Monday, 25 February 2013

Question! About being grateful for what one is not . . .

T-shirt sold here.
I'm sure this has been discussed abundantly online, but I'm interested in the bottom line. Why are Orthodox men meant to thank God everyday for not being made a woman, and why don't Orthodox women find this sentiment offensive?

Are the justifications for blessings expressing gratitude for not being a gentile or slave similar?


  1. Because Orthodox women suffer from Stockholm Syndrome?

  2. That blessing is part of the trio. 1) That you didn't make me a slave 2) That you didn't make me a gentile 3) Didn't make me a woman. So, I think it's because for the last (fill in years________________) that blessing - along with the other two- have been reinterpreted. Instead of an "I am superior to you" tone, that trio has been reinterpreted to speak of the three classes of people that are exempt from mitzvot (which is true, they are) and that you are happy to "burdened" with keeping the mitzvot as opposed to a slave, gentile or woman.
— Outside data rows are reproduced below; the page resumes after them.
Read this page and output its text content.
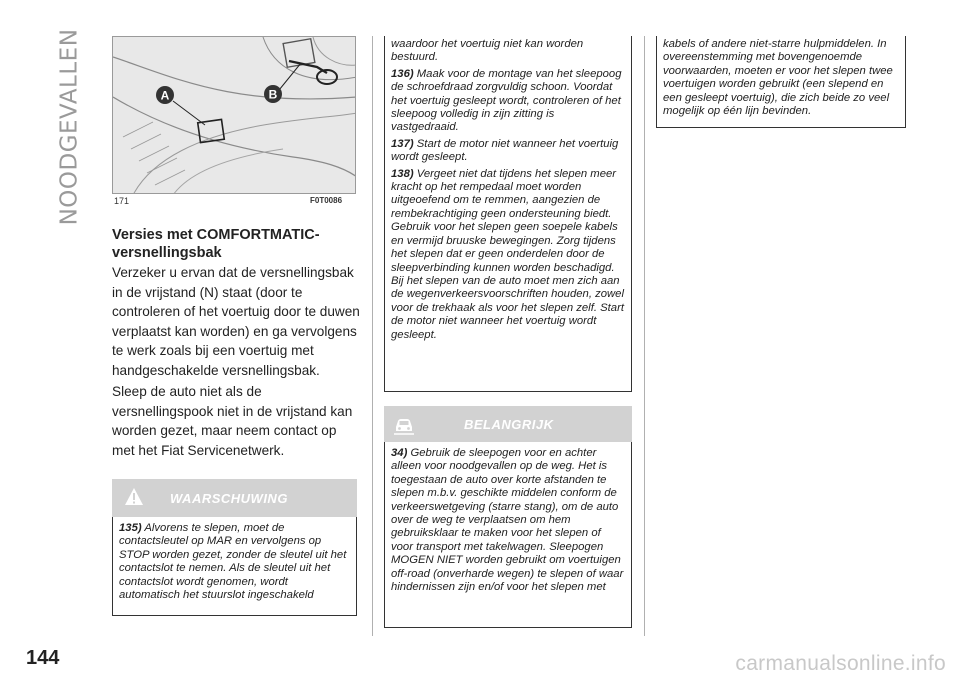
NOODGEVALLEN	A	B
171	F0T0086
Versies met COMFORTMATIC-versnellingsbak
Verzeker u ervan dat de versnellingsbak in de vrijstand (N) staat (door te controleren of het voertuig door te duwen verplaatst kan worden) en ga vervolgens te werk zoals bij een voertuig met handgeschakelde versnellingsbak.
Sleep de auto niet als de versnellingspook niet in de vrijstand kan worden gezet, maar neem contact op met het Fiat Servicenetwerk.
WAARSCHUWING

135) Alvorens te slepen, moet de contactsleutel op MAR en vervolgens op STOP worden gezet, zonder de sleutel uit het contactslot te nemen. Als de sleutel uit het contactslot wordt genomen, wordt automatisch het stuurslot ingeschakeld

waardoor het voertuig niet kan worden bestuurd.

136) Maak voor de montage van het sleepoog de schroefdraad zorgvuldig schoon. Voordat het voertuig gesleept wordt, controleren of het sleepoog volledig in zijn zitting is vastgedraaid.

137) Start de motor niet wanneer het voertuig wordt gesleept.

138) Vergeet niet dat tijdens het slepen meer kracht op het rempedaal moet worden uitgeoefend om te remmen, aangezien de rembekrachtiging geen ondersteuning biedt. Gebruik voor het slepen geen soepele kabels en vermijd bruuske bewegingen. Zorg tijdens het slepen dat er geen onderdelen door de sleepverbinding kunnen worden beschadigd. Bij het slepen van de auto moet men zich aan de wegenverkeersvoorschriften houden, zowel voor de trekhaak als voor het slepen zelf. Start de motor niet wanneer het voertuig wordt gesleept.

BELANGRIJK

34) Gebruik de sleepogen voor en achter alleen voor noodgevallen op de weg. Het is toegestaan de auto over korte afstanden te slepen m.b.v. geschikte middelen conform de verkeerswetgeving (starre stang), om de auto over de weg te verplaatsen om hem gebruiksklaar te maken voor het slepen of voor transport met takelwagen. Sleepogen MOGEN NIET worden gebruikt om voertuigen off-road (onverharde wegen) te slepen of waar hindernissen zijn en/of voor het slepen met

kabels of andere niet-starre hulpmiddelen. In overeenstemming met bovengenoemde voorwaarden, moeten er voor het slepen twee voertuigen worden gebruikt (een slepend en een gesleept voertuig), die zich beide zo veel mogelijk op één lijn bevinden.

144	carmanualsonline.info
    Take it with a grain of salt, but I think that may be the reason.

    But I know plenty of woman that don't like it. I wouldn't say they are offended by it because that would entail them actually caring a great deal over a blessing. They roll their eyes and move on. I think many of the men just roll their eyes on move on as well.

  3. Thanks HH and P. . .

    > that you are happy to "burdened" with keeping the mitzvot

    The official party line is that mitzvot - though an obligation - are an honour/privilege, though, right?

    and that you are happy to "burdened" with keeping the mitzvot as opposed to a slave, gentile or woman.

    Wouldn't it be easier to just say that . . . "thank you for giving me my mitzvot" or something like that.

    1. Hi CL - First off, it's not just the party line. The idea of these brachot being connected to greater vs. lesser level of mitzvah obligation goes back to the Jerusalem Talmud, so it's possible that in fact they were devised with this idea in mind.

      There are halachic commentators who ask precisely your question - why not just word it in the positive? They give a number of explanations, all fine and reasonable, but at the end of the day I think we still have to face the simple fact that the "plain meaning" sounds offensive. And that should matter to any conscientious frum Jew who strives for sensitivity, shalom and kiddush Hashem.

      It's easy for me (who sees Judaism as a CHOICE) - I say after 2000 years we can just let this one go. There's plenty else to say that's not the least bit offensive. But for people who are concerned about violating Chazal, we should endeavor to find alternative creative solutions!

      Best, AJ

    2. Exactly.

      Changing traditional practice is extremely difficult, but we do see some situations where changing facts/circumstances lead to a change in practice. We know, for example, that certain religious texts were censored in the past during times of Church persecution.

      It may be possible to make the case that in the past, the longer, not-so-offensive explanation for this prayer would have been known by most Jews and it would have been commonly understood that it was not intended as a put-down. Today, however, between the rise of feminism, the rise of assimilation and the rise of the internet, it's quite likely that a Jewish woman's first awareness of this prayer could come from an online post saying "did you know that Orthodox Jews are so sexist that the men are required to thank G-d every day that they are not women?", that the initial reaction to that information is going to be really negative, and that many women are not going to stick around for a longer explanation.

      In addition, we have a concept of "marat ayin" in Judaism, which means that we avoid even the appearance of sinning. If using the washroom at McDonald's can be problematic, I think we can say that even if this prayer isn't truly evidence of sexism, it comes across as sexist and is likely to give the impression to others that there is an intent to disrespect woman.

    3. Thanks guys! Always enjoy reading your perspectives.